Assisted living communities that foster a sense of camaraderie are viewed by residents as offering a greater quality of life. High marks on camaraderie also correspond to how likely a resident would be to make the same decision to move in, if given the opportunity again.
That’s the main finding of People, Place, Programming: Quality of Life in Assisted Living, a 100-page report released by the American Seniors Housing Association (ASHA) in conjunction with ProMatura Group.
The study, authored by ProMatura CEO and founder, Dr. Margaret Wylde along with Director of Market Research and Academic Engagements Dr. Kristen Paris, surveyed 2,322 assisted living customers from 106 communities and was launched to determine how assisted living communities can provide a more satisfying environment, a greater sense of feeling at home and a better quality of life.
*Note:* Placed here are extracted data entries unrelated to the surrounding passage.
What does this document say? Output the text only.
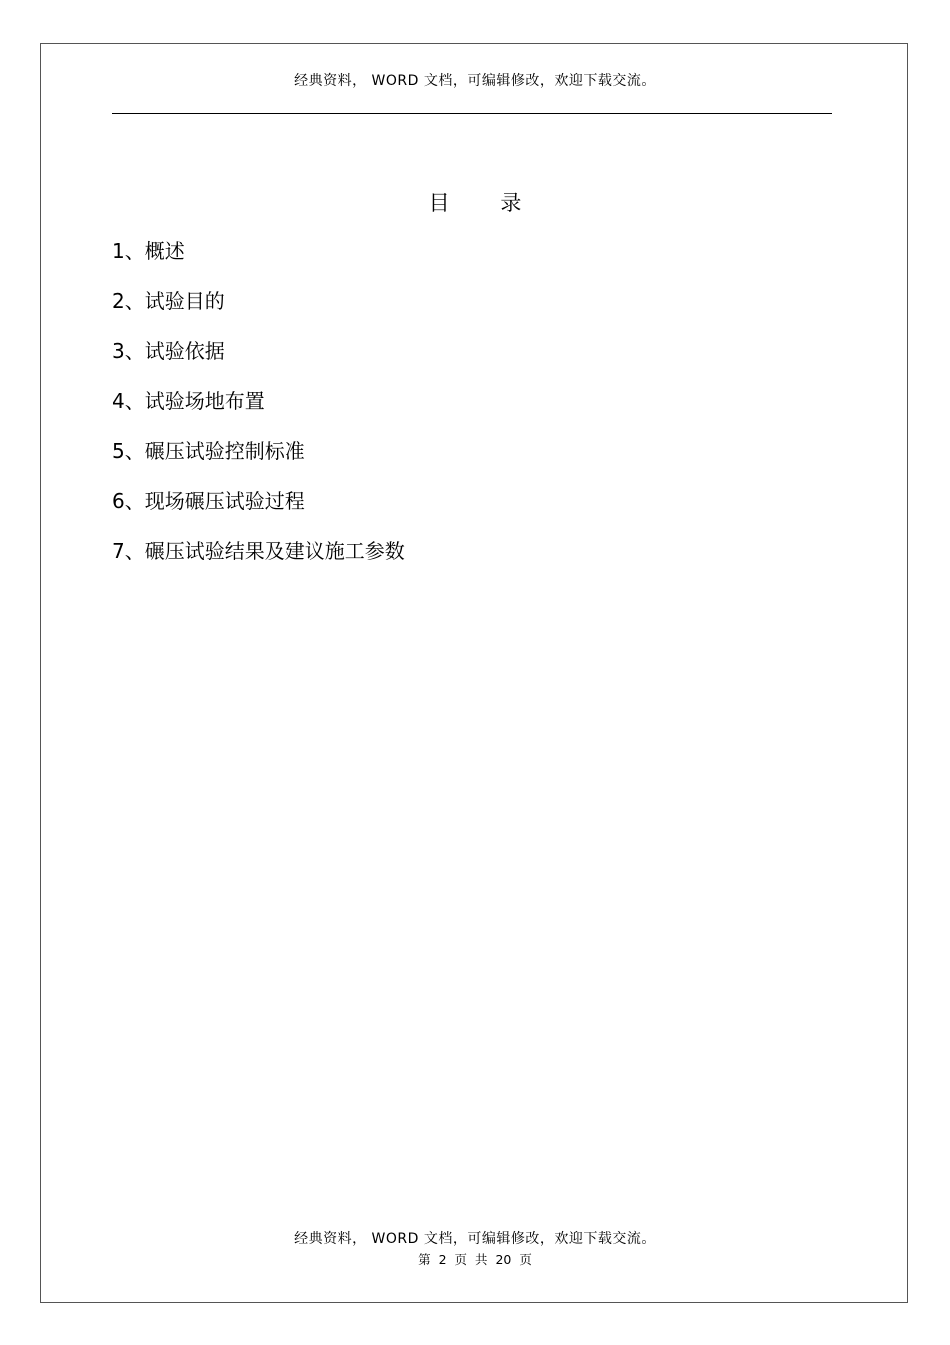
经典资料， WORD 文档，可编辑修改，欢迎下载交流。
目 录
1、概述
2、试验目的
3、试验依据
4、试验场地布置
5、碾压试验控制标准
6、现场碾压试验过程
7、碾压试验结果及建议施工参数
经典资料， WORD 文档，可编辑修改，欢迎下载交流。
第 2 页 共 20 页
Using data provided by assisted living residents and their families, the report measured 20 operational attributes and their impacts on eight key quality indicators (KQI): overall satisfaction, sense of feeling at home, sense of safety and security, sense of control, perception of how the community runs, willingness to recommend the community, sense of value, and willingness to move to the community if they were to do it again.
“KQI is about the overall feeling and perception the resident has regarding where they live,” Wylde told Senior Housing News. The study also shows how communities that address what Wylde calls “unwelcome behaviors” can improve residents’ perception of where they live.
The study determined that camaraderie within a community had the greatest impact, while quality of food had the greatest impact among family members whose loved ones reside in assisted living.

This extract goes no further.